Birmanie. Le combat d’une secouriste bénévole
Rien ne la prédestinait à se ranger du côté de la résistance. Aujourd’hui, alors que les soignants sont désormais systématiquement pris pour cible par la junte birmane, que les blessés sont arrêtés dans les hôpitaux, une bénévole secouriste témoigne de cette répression et de son engagement sur le terrain.
Au petit matin, à Rangoun, il est de plus en plus difficile de reconnaître les rues laissées la veille. L’odeur persistante de brûlé se mêle au spectacle des barricades renversées, des motos à terre, des câbles Internet ostensiblement coupés et des maisons pillées par la soldatesque pour quelques vivres. Aucune colonne de fumée ne s’échappe mais, dans quelques heures, lorsque les affrontements reprendront en Birmanie, personne ne doute qu’elles s’élèveront de nouveau vers le ciel.

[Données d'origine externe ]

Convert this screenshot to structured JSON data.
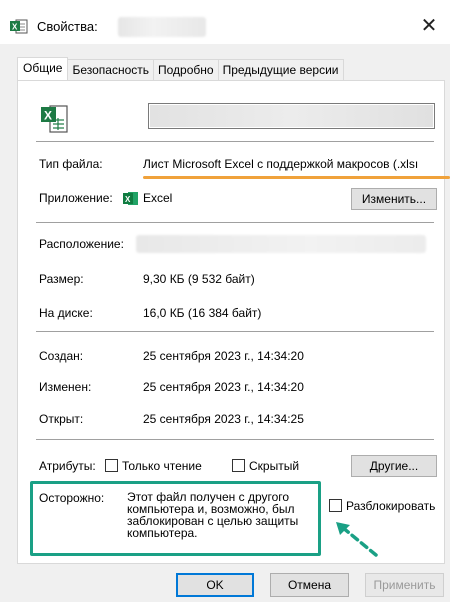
{
  "window": {
    "title": "Свойства:",
    "close_symbol": "✕"
  },
  "tabs": [
    "Общие",
    "Безопасность",
    "Подробно",
    "Предыдущие версии"
  ],
  "general": {
    "file_type_label": "Тип файла:",
    "file_type_value": "Лист Microsoft Excel с поддержкой макросов (.xlsı",
    "app_label": "Приложение:",
    "app_value": "Excel",
    "change_button": "Изменить...",
    "location_label": "Расположение:",
    "size_label": "Размер:",
    "size_value": "9,30 КБ (9 532 байт)",
    "disk_label": "На диске:",
    "disk_value": "16,0 КБ (16 384 байт)",
    "created_label": "Создан:",
    "created_value": "25 сентября 2023 г., 14:34:20",
    "modified_label": "Изменен:",
    "modified_value": "25 сентября 2023 г., 14:34:20",
    "opened_label": "Открыт:",
    "opened_value": "25 сентября 2023 г., 14:34:25",
    "attributes_label": "Атрибуты:",
    "readonly_label": "Только чтение",
    "hidden_label": "Скрытый",
    "other_button": "Другие...",
    "warning_label": "Осторожно:",
    "warning_text": "Этот файл получен с другого компьютера и, возможно, был заблокирован с целью защиты компьютера.",
    "unblock_label": "Разблокировать"
  },
  "buttons": {
    "ok": "OK",
    "cancel": "Отмена",
    "apply": "Применить"
  },
  "colors": {
    "highlight_underline": "#f0a23b",
    "annotation": "#1aa085",
    "excel_green": "#1d7a44",
    "focus_blue": "#0078d7"
  },
  "icons": {
    "title": "excel-file-icon",
    "file": "excel-file-icon",
    "app": "excel-app-icon",
    "arrow": "dashed-arrow-icon"
  }
}
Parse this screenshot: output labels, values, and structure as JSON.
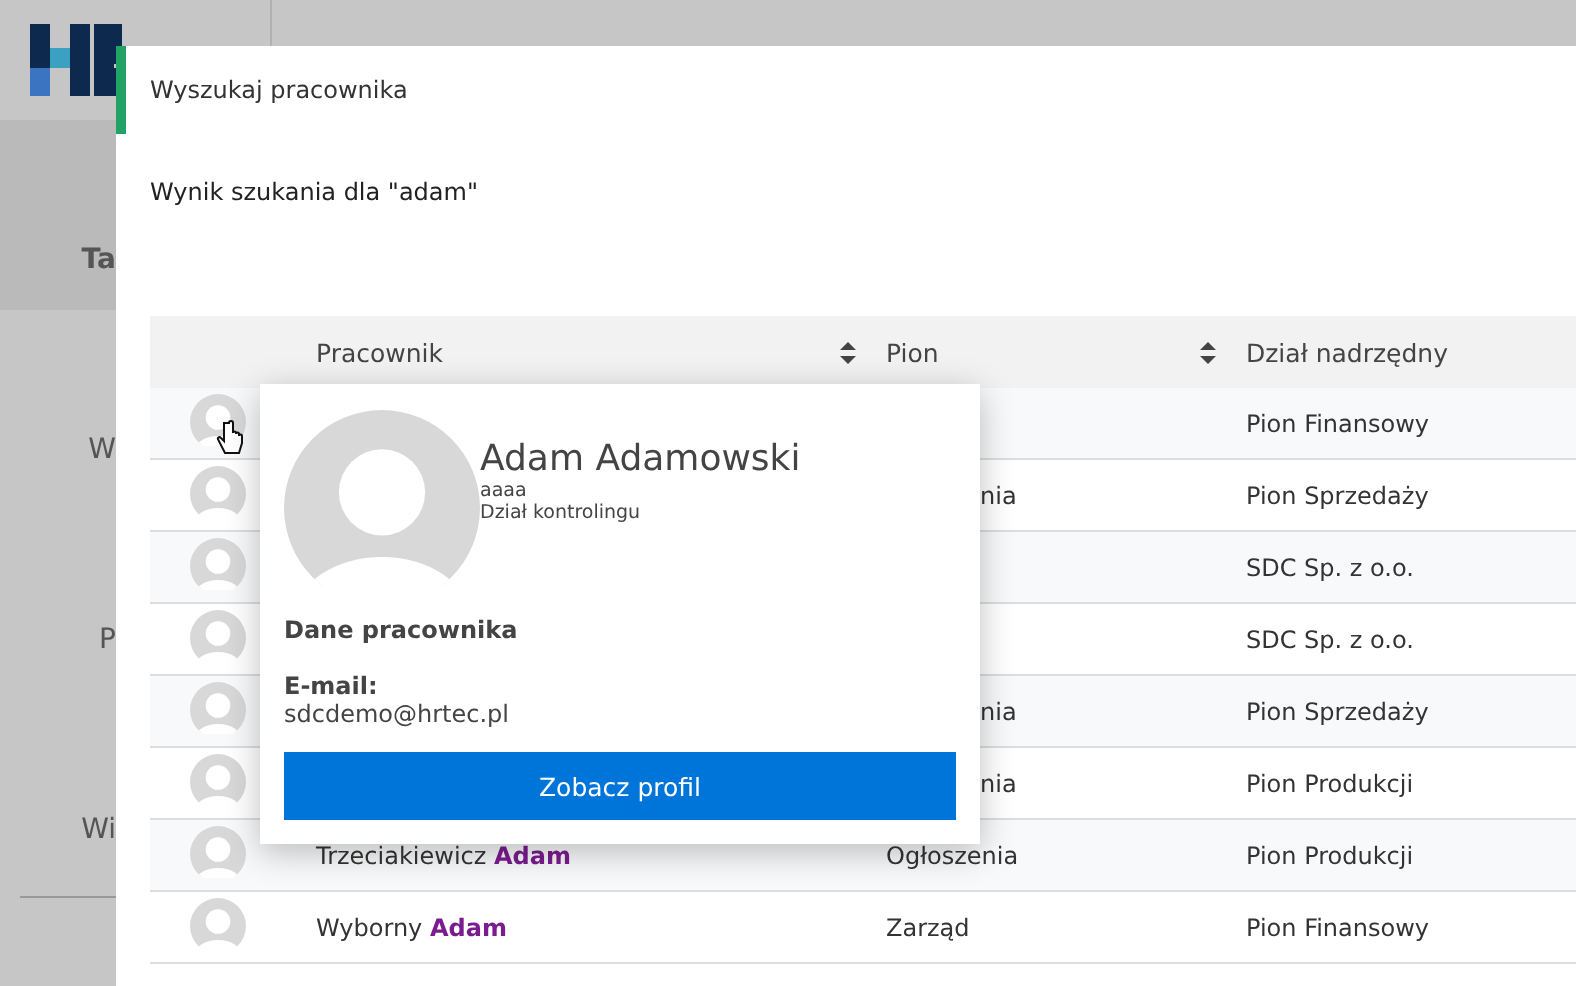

C’est à l’heure où tout est calme que Ma Ei Mon Phyoe (1) retrouve deux de ses amies, dont l’une est infirmière, pour charger sa voiture de matériel de premiers secours et filer à l’arrière des manifestations, là où ils sont déjà des centaines à être tombés sous le feu des forces de sécurité. « J’ai acheté tout ce qu’il fallait. On reste sous le soleil pendant des heures, on soigne les blessés, on fuit quand on se fait charger. On rentre tard le soir ou on dort chez l’habitant, si on est coincé par des cordons de terroristes. » « Terroristes », c’est désormais le nom communément employé par l’opposition démocratique pour désigner la junte. Car les témoignages concordent sur l’effroi qui parcourt le pays et notamment ces enlèvements de mineurs dans les quartiers populaires. L’armée entend ainsi dissuader les familles de s’engager dans la désobéissance et enrôler de force des enfants-soldats pour affronter les guérillas ethniques également en rébellion.
Comment Ma Ei Mon Phyoe a basculé dans la résistance
Rien ne prédestinait a priori Ma Ei Mon Phyoe à se ranger du côté de la résistance au coup d’État du 1er février. Jeune dirigeante d’une entreprise de l’économie sociale et solidaire, elle est issue d’une famille de soldats très conservatrice et précaire. Et se décrit comme « une grande gueule ». « Forcément, aujourd’hui, je suis en conflit avec eux », lâche la jeune femme. C’est peu dire qu’elle ne partage pas leur avis sur le destin de la Birmanie et le renversement du Parlement largement dominé par la Ligue nationale pour la démocratie d’Aung San Suu Kyi, à l’issue des législatives de novembre. Avant le putsch, assure Ma Ei Mon Phyoe, le pays « allait dans le bon sens, avec de vrais progrès démocratiques et sociaux, les luttes contre la pauvreté et la corruption. Il y avait encore trop d’avantages pour les riches, pas assez de place pour les jeunes, mais, maintenant, on voit à quel point tous nos malheurs viennent de cette armée de voyous et de pillards ».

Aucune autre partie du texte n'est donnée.